Doing the rounds with Rio Tinto’s 2005 interim results, then CEO Leigh Clifford told Bloomberg: ‘In the current market we don’t want to lose our head’. The same day he told CNBC News: ‘I think we’ve got to keep our feet on the ground; it’s a cyclical business; it’s pretty heady prices at the moment; and some people will make some imprudent investments. And we want to be around and have a strong balance sheet to take advantage of opportunities that might arise.’
Little more than a year later, in December 2006, Rio announced that Clifford would ‘stand down’ in April the following year and Tom Albanese would take the reins as CEO. Reading between the lines, Clifford was sacked for his conservative, contrarian approach.
The board now has a lot to answer for. The new CEO did exactly what they wanted him to do and threw Rio’s lot on the stronger for longer bandwagon. Just a few months after Albanese took the reigns, Rio paid US$38bn, funded entirely with debt, for Canadian aluminium producer Alcan.
Now that BHP Billiton has walked away from its proposed takeover of Rio, the stupidity of that deal is in the limelight for all to see. Aluminium prices have plunged and producers are no longer such hot property – the share price of ASX-listed aluminium producer Alumina has fallen by 80%. And Rio is saddled with a huge pile of debt in the midst of the worst credit crisis since the great depression.

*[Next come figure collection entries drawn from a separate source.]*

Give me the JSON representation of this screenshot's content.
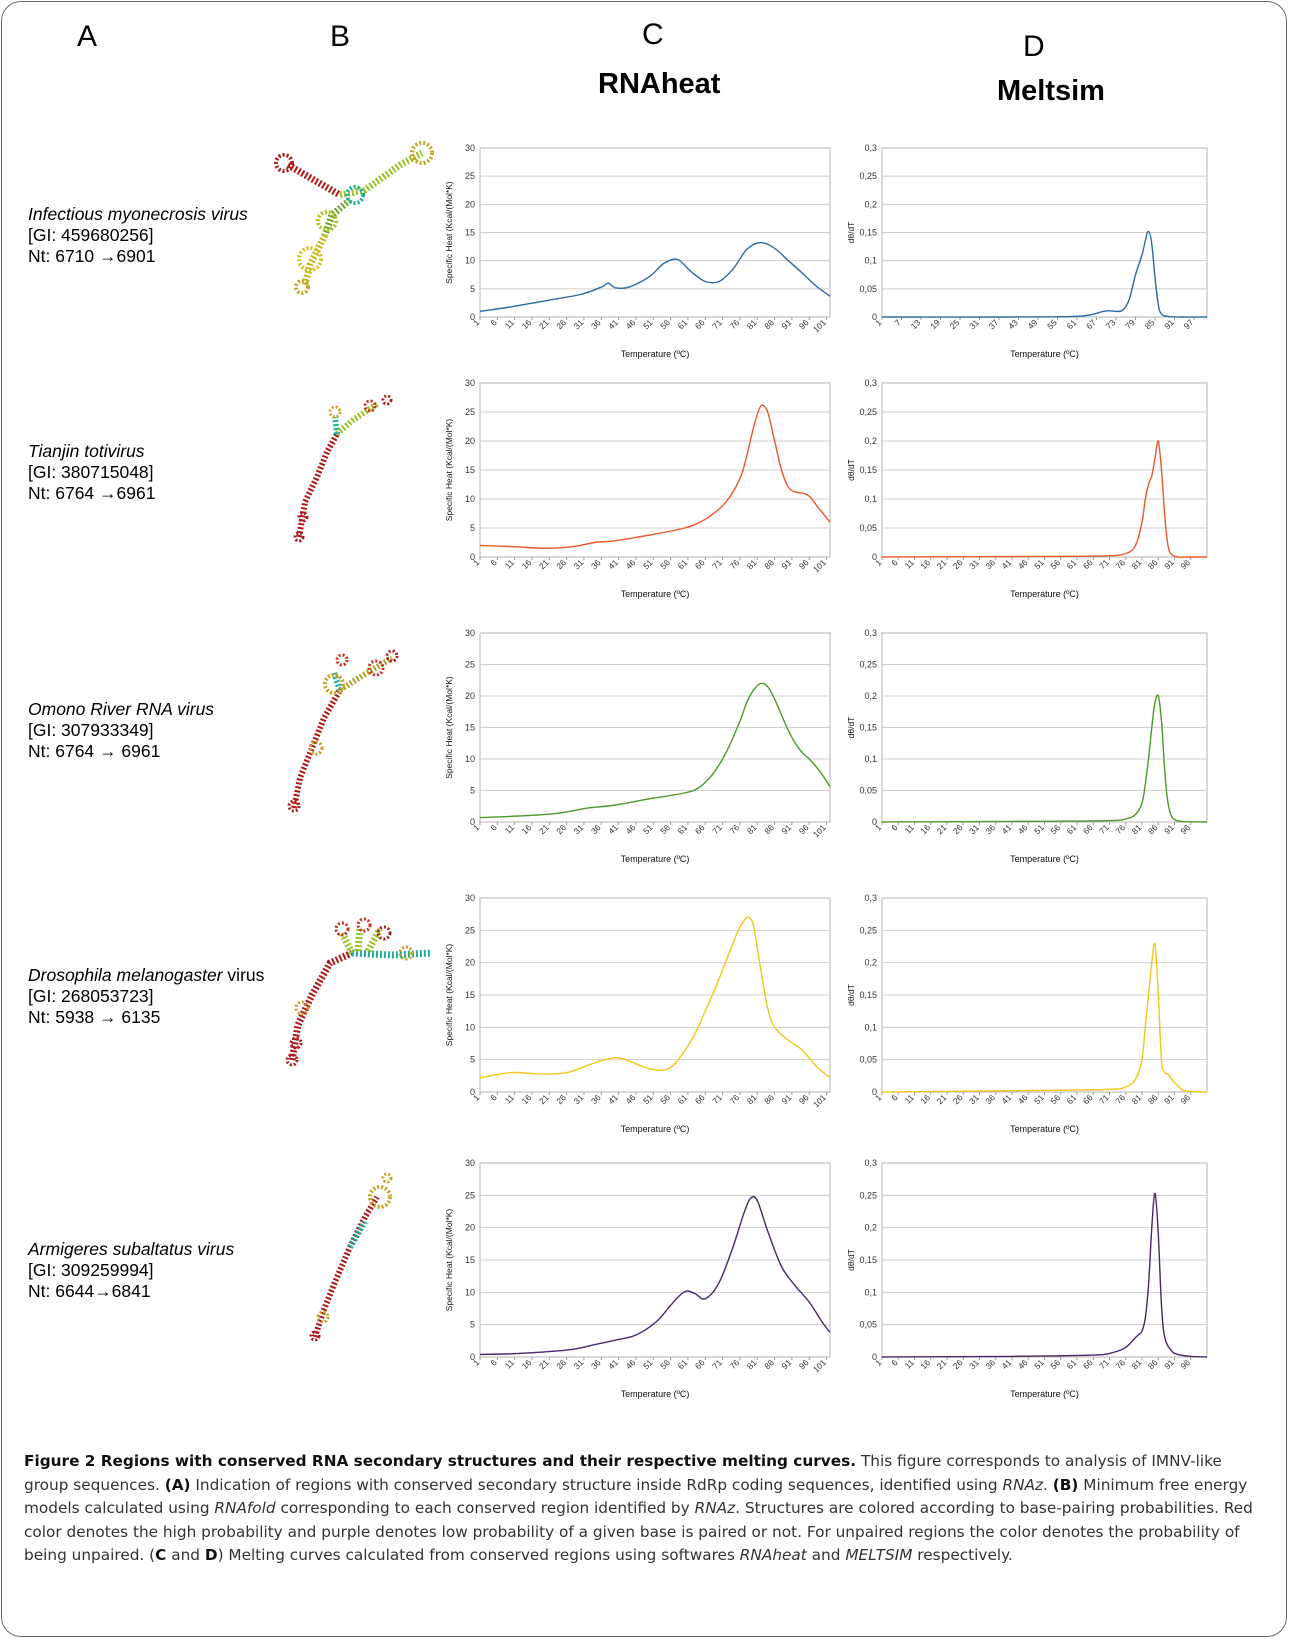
{
  "columns": {
    "A": "A",
    "B": "B",
    "C": "C",
    "D": "D"
  },
  "tools": {
    "rnaheat": "RNAheat",
    "meltsim": "Meltsim"
  },
  "rows": [
    {
      "name": "Infectious myonecrosis virus",
      "name_rest": "",
      "gi": "[GI: 459680256]",
      "nt": "Nt: 6710 →6901"
    },
    {
      "name": "Tianjin totivirus",
      "name_rest": "",
      "gi": "[GI: 380715048]",
      "nt": "Nt: 6764 →6961"
    },
    {
      "name": "Omono River RNA virus",
      "name_rest": "",
      "gi": "[GI: 307933349]",
      "nt": "Nt: 6764 → 6961"
    },
    {
      "name": "Drosophila melanogaster",
      "name_rest": " virus",
      "gi": "[GI: 268053723]",
      "nt": "Nt: 5938 → 6135"
    },
    {
      "name": "Armigeres subaltatus virus",
      "name_rest": "",
      "gi": "[GI: 309259994]",
      "nt": "Nt: 6644→6841"
    }
  ],
  "axis_text": {
    "c_ylabel": "Specific Heat (Kcal/(Mol*K)",
    "d_ylabel": "dθ/dT",
    "xlabel": "Temperature (ºC)"
  },
  "chart_data": [
    {
      "id": "c1",
      "type": "line",
      "ylabel": "Specific Heat (Kcal/(Mol*K)",
      "xlabel": "Temperature (ºC)",
      "ylim": [
        0,
        30
      ],
      "yticks": [
        "0",
        "5",
        "10",
        "15",
        "20",
        "25",
        "30"
      ],
      "xticks": [
        "1",
        "6",
        "11",
        "16",
        "21",
        "26",
        "31",
        "36",
        "41",
        "46",
        "51",
        "56",
        "61",
        "66",
        "71",
        "76",
        "81",
        "86",
        "91",
        "96",
        "101"
      ],
      "xrange": [
        1,
        102
      ],
      "color": "#2a6aa7",
      "x": [
        1,
        10,
        20,
        30,
        36,
        38,
        40,
        44,
        50,
        54,
        58,
        62,
        66,
        70,
        74,
        78,
        82,
        86,
        90,
        94,
        98,
        102
      ],
      "y": [
        1,
        1.8,
        2.9,
        4,
        5.3,
        6,
        5.2,
        5.3,
        7.2,
        9.5,
        10.2,
        8,
        6.3,
        6.3,
        8.5,
        12,
        13.2,
        12.2,
        10,
        7.8,
        5.5,
        3.7
      ]
    },
    {
      "id": "d1",
      "type": "line",
      "ylabel": "dθ/dT",
      "xlabel": "Temperature (ºC)",
      "ylim": [
        0,
        0.3
      ],
      "yticks": [
        "0",
        "0,05",
        "0,1",
        "0,15",
        "0,2",
        "0,25",
        "0,3"
      ],
      "xticks": [
        "1",
        "7",
        "13",
        "19",
        "25",
        "31",
        "37",
        "43",
        "49",
        "55",
        "61",
        "67",
        "73",
        "79",
        "85",
        "91",
        "97"
      ],
      "xrange": [
        1,
        101
      ],
      "color": "#2a6aa7",
      "x": [
        1,
        40,
        60,
        66,
        69,
        71,
        73,
        75,
        77,
        79,
        81,
        82,
        83,
        84,
        85,
        86,
        87,
        89,
        93,
        101
      ],
      "y": [
        0,
        0,
        0.001,
        0.005,
        0.01,
        0.011,
        0.01,
        0.012,
        0.03,
        0.075,
        0.11,
        0.135,
        0.152,
        0.13,
        0.07,
        0.022,
        0.005,
        0.001,
        0,
        0
      ]
    },
    {
      "id": "c2",
      "type": "line",
      "ylabel": "Specific Heat (Kcal/(Mol*K)",
      "xlabel": "Temperature (ºC)",
      "ylim": [
        0,
        30
      ],
      "yticks": [
        "0",
        "5",
        "10",
        "15",
        "20",
        "25",
        "30"
      ],
      "xticks": [
        "1",
        "6",
        "11",
        "16",
        "21",
        "26",
        "31",
        "36",
        "41",
        "46",
        "51",
        "56",
        "61",
        "66",
        "71",
        "76",
        "81",
        "86",
        "91",
        "96",
        "101"
      ],
      "xrange": [
        1,
        102
      ],
      "color": "#ea5a2a",
      "x": [
        1,
        10,
        20,
        28,
        34,
        40,
        50,
        60,
        66,
        72,
        76,
        78,
        80,
        82,
        84,
        86,
        88,
        90,
        92,
        94,
        96,
        98,
        100,
        102
      ],
      "y": [
        2,
        1.8,
        1.5,
        1.8,
        2.5,
        2.8,
        3.8,
        5,
        6.5,
        9.5,
        13.5,
        17.5,
        22.5,
        26,
        25,
        20,
        15,
        12,
        11.2,
        11,
        10.5,
        9,
        7.5,
        6
      ]
    },
    {
      "id": "d2",
      "type": "line",
      "ylabel": "dθ/dT",
      "xlabel": "Temperature (ºC)",
      "ylim": [
        0,
        0.3
      ],
      "yticks": [
        "0",
        "0,05",
        "0,1",
        "0,15",
        "0,2",
        "0,25",
        "0,3"
      ],
      "xticks": [
        "1",
        "6",
        "11",
        "16",
        "21",
        "26",
        "31",
        "36",
        "41",
        "46",
        "51",
        "56",
        "61",
        "66",
        "71",
        "76",
        "81",
        "86",
        "91",
        "96"
      ],
      "xrange": [
        1,
        101
      ],
      "color": "#ea5a2a",
      "x": [
        1,
        50,
        70,
        76,
        79,
        81,
        82,
        83,
        84,
        85,
        86,
        87,
        88,
        89,
        90,
        92,
        95,
        101
      ],
      "y": [
        0,
        0.001,
        0.002,
        0.006,
        0.02,
        0.06,
        0.1,
        0.125,
        0.14,
        0.17,
        0.2,
        0.15,
        0.07,
        0.02,
        0.005,
        0,
        0,
        0
      ]
    },
    {
      "id": "c3",
      "type": "line",
      "ylabel": "Specific Heat (Kcal/(Mol*K)",
      "xlabel": "Temperature (ºC)",
      "ylim": [
        0,
        30
      ],
      "yticks": [
        "0",
        "5",
        "10",
        "15",
        "20",
        "25",
        "30"
      ],
      "xticks": [
        "1",
        "6",
        "11",
        "16",
        "21",
        "26",
        "31",
        "36",
        "41",
        "46",
        "51",
        "56",
        "61",
        "66",
        "71",
        "76",
        "81",
        "86",
        "91",
        "96",
        "101"
      ],
      "xrange": [
        1,
        102
      ],
      "color": "#4a9a2a",
      "x": [
        1,
        10,
        20,
        26,
        32,
        40,
        50,
        60,
        64,
        68,
        72,
        76,
        78,
        80,
        82,
        84,
        86,
        88,
        90,
        92,
        94,
        96,
        98,
        100,
        102
      ],
      "y": [
        0.7,
        0.9,
        1.2,
        1.6,
        2.2,
        2.7,
        3.7,
        4.6,
        5.4,
        7.5,
        11,
        16,
        19,
        21,
        22,
        21.5,
        19.5,
        17,
        14.5,
        12.5,
        11,
        10,
        8.8,
        7.3,
        5.6
      ]
    },
    {
      "id": "d3",
      "type": "line",
      "ylabel": "dθ/dT",
      "xlabel": "Temperature (ºC)",
      "ylim": [
        0,
        0.3
      ],
      "yticks": [
        "0",
        "0,05",
        "0,1",
        "0,15",
        "0,2",
        "0,25",
        "0,3"
      ],
      "xticks": [
        "1",
        "6",
        "11",
        "16",
        "21",
        "26",
        "31",
        "36",
        "41",
        "46",
        "51",
        "56",
        "61",
        "66",
        "71",
        "76",
        "81",
        "86",
        "91",
        "96"
      ],
      "xrange": [
        1,
        101
      ],
      "color": "#4a9a2a",
      "x": [
        1,
        40,
        70,
        76,
        79,
        81,
        82,
        83,
        84,
        85,
        86,
        87,
        88,
        89,
        90,
        91,
        93,
        101
      ],
      "y": [
        0,
        0.001,
        0.002,
        0.005,
        0.012,
        0.03,
        0.06,
        0.1,
        0.15,
        0.19,
        0.2,
        0.16,
        0.08,
        0.03,
        0.01,
        0.004,
        0.001,
        0
      ]
    },
    {
      "id": "c4",
      "type": "line",
      "ylabel": "Specific Heat (Kcal/(Mol*K)",
      "xlabel": "Temperature (ºC)",
      "ylim": [
        0,
        30
      ],
      "yticks": [
        "0",
        "5",
        "10",
        "15",
        "20",
        "25",
        "30"
      ],
      "xticks": [
        "1",
        "6",
        "11",
        "16",
        "21",
        "26",
        "31",
        "36",
        "41",
        "46",
        "51",
        "56",
        "61",
        "66",
        "71",
        "76",
        "81",
        "86",
        "91",
        "96",
        "101"
      ],
      "xrange": [
        1,
        102
      ],
      "color": "#f5c518",
      "x": [
        1,
        10,
        18,
        26,
        34,
        40,
        44,
        50,
        56,
        62,
        66,
        70,
        74,
        76,
        78,
        79,
        80,
        82,
        84,
        86,
        90,
        94,
        98,
        102
      ],
      "y": [
        2.2,
        3,
        2.8,
        3,
        4.5,
        5.3,
        4.8,
        3.6,
        3.8,
        8,
        12.5,
        17.5,
        23,
        25.5,
        27,
        26.8,
        25.5,
        19,
        13,
        10,
        8,
        6.5,
        4,
        2.2
      ]
    },
    {
      "id": "d4",
      "type": "line",
      "ylabel": "dθ/dT",
      "xlabel": "Temperature (ºC)",
      "ylim": [
        0,
        0.3
      ],
      "yticks": [
        "0",
        "0,05",
        "0,1",
        "0,15",
        "0,2",
        "0,25",
        "0,3"
      ],
      "xticks": [
        "1",
        "6",
        "11",
        "16",
        "21",
        "26",
        "31",
        "36",
        "41",
        "46",
        "51",
        "56",
        "61",
        "66",
        "71",
        "76",
        "81",
        "86",
        "91",
        "96"
      ],
      "xrange": [
        1,
        101
      ],
      "color": "#f5c518",
      "x": [
        1,
        40,
        70,
        76,
        79,
        81,
        82,
        83,
        84,
        85,
        86,
        87,
        88,
        89,
        90,
        92,
        94,
        101
      ],
      "y": [
        0,
        0.002,
        0.004,
        0.008,
        0.02,
        0.05,
        0.1,
        0.15,
        0.2,
        0.228,
        0.15,
        0.05,
        0.03,
        0.028,
        0.02,
        0.01,
        0.002,
        0
      ]
    },
    {
      "id": "c5",
      "type": "line",
      "ylabel": "Specific Heat (Kcal/(Mol*K)",
      "xlabel": "Temperature (ºC)",
      "ylim": [
        0,
        30
      ],
      "yticks": [
        "0",
        "5",
        "10",
        "15",
        "20",
        "25",
        "30"
      ],
      "xticks": [
        "1",
        "6",
        "11",
        "16",
        "21",
        "26",
        "31",
        "36",
        "41",
        "46",
        "51",
        "56",
        "61",
        "66",
        "71",
        "76",
        "81",
        "86",
        "91",
        "96",
        "101"
      ],
      "xrange": [
        1,
        102
      ],
      "color": "#4a2670",
      "x": [
        1,
        10,
        20,
        28,
        34,
        40,
        46,
        52,
        56,
        60,
        63,
        66,
        70,
        74,
        77,
        79,
        81,
        84,
        88,
        92,
        96,
        100,
        102
      ],
      "y": [
        0.4,
        0.5,
        0.8,
        1.2,
        1.9,
        2.6,
        3.4,
        5.5,
        8,
        10.1,
        9.8,
        9,
        11.5,
        17,
        22,
        24.5,
        24.2,
        19.5,
        14,
        11,
        8.5,
        5.2,
        3.8
      ]
    },
    {
      "id": "d5",
      "type": "line",
      "ylabel": "dθ/dT",
      "xlabel": "Temperature (ºC)",
      "ylim": [
        0,
        0.3
      ],
      "yticks": [
        "0",
        "0,05",
        "0,1",
        "0,15",
        "0,2",
        "0,25",
        "0,3"
      ],
      "xticks": [
        "1",
        "6",
        "11",
        "16",
        "21",
        "26",
        "31",
        "36",
        "41",
        "46",
        "51",
        "56",
        "61",
        "66",
        "71",
        "76",
        "81",
        "86",
        "91",
        "96"
      ],
      "xrange": [
        1,
        101
      ],
      "color": "#4a2670",
      "x": [
        1,
        40,
        66,
        72,
        76,
        79,
        80,
        81,
        82,
        83,
        84,
        85,
        86,
        87,
        88,
        90,
        92,
        96,
        101
      ],
      "y": [
        0,
        0.001,
        0.003,
        0.007,
        0.015,
        0.03,
        0.035,
        0.04,
        0.06,
        0.11,
        0.2,
        0.253,
        0.19,
        0.08,
        0.03,
        0.01,
        0.004,
        0.001,
        0
      ]
    }
  ],
  "caption": {
    "title": "Figure 2 Regions with conserved RNA secondary structures and their respective melting curves.",
    "t1": " This figure corresponds to analysis of IMNV-like group sequences. ",
    "a_tag": "(A)",
    "t2": " Indication of regions with conserved secondary structure inside RdRp coding sequences, identified using ",
    "i_rnaz1": "RNAz",
    "t3": ". ",
    "b_tag": "(B)",
    "t4": " Minimum free energy models calculated using ",
    "i_rnafold": "RNAfold",
    "t5": " corresponding to each conserved region identified by ",
    "i_rnaz2": "RNAz",
    "t6": ". Structures are colored according to base-pairing probabilities. Red color denotes the high probability and purple denotes low probability of a given base is paired or not. For unpaired regions the color denotes the probability of being unpaired. (",
    "c_tag": "C",
    "t7": " and ",
    "d_tag": "D",
    "t8": ") Melting curves calculated from conserved regions using softwares ",
    "i_rnaheat": "RNAheat",
    "t9": " and ",
    "i_meltsim": "MELTSIM",
    "t10": " respectively."
  }
}
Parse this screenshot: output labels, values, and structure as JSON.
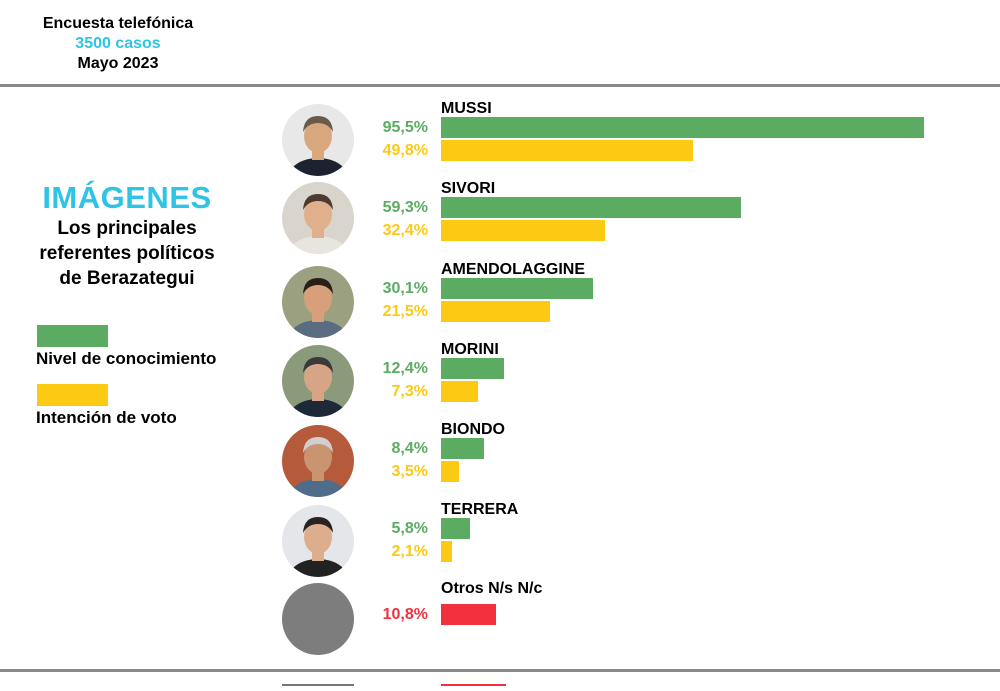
{
  "header": {
    "line1": "Encuesta telefónica",
    "line2": "3500 casos",
    "line3": "Mayo 2023"
  },
  "panel": {
    "title": "IMÁGENES",
    "subtitle_lines": [
      "Los principales",
      "referentes políticos",
      "de Berazategui"
    ]
  },
  "legend": [
    {
      "label": "Nivel de conocimiento",
      "color": "#5bac62"
    },
    {
      "label": "Intención de voto",
      "color": "#fcca12"
    }
  ],
  "colors": {
    "known": "#5bac62",
    "vote": "#fcca12",
    "other": "#f2303e",
    "cyan": "#2ec4e6"
  },
  "chart_data": {
    "type": "bar",
    "orientation": "horizontal",
    "categories": [
      "MUSSI",
      "SIVORI",
      "AMENDOLAGGINE",
      "MORINI",
      "BIONDO",
      "TERRERA",
      "Otros N/s N/c"
    ],
    "series": [
      {
        "name": "Nivel de conocimiento",
        "values": [
          95.5,
          59.3,
          30.1,
          12.4,
          8.4,
          5.8,
          null
        ],
        "labels": [
          "95,5%",
          "59,3%",
          "30,1%",
          "12,4%",
          "8,4%",
          "5,8%",
          null
        ]
      },
      {
        "name": "Intención de voto",
        "values": [
          49.8,
          32.4,
          21.5,
          7.3,
          3.5,
          2.1,
          10.8
        ],
        "labels": [
          "49,8%",
          "32,4%",
          "21,5%",
          "7,3%",
          "3,5%",
          "2,1%",
          "10,8%"
        ]
      }
    ],
    "xlim": [
      0,
      100
    ],
    "legend_placement": "left"
  }
}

The knives will predictably come out for Albanese. But it’s hardly his fault. The board appointed him to do a job and he did it. Chairman Paul Skinner and his team need to accept a large share of the blame, but even they were undoubtedly acting under significant pressure from shareholders. Sick of the company’s conservative approach in a raging commodities boom, institutional shareholders were pushing hard for a change of strategy.
They’ve only got themselves to blame for the company’s current predicament.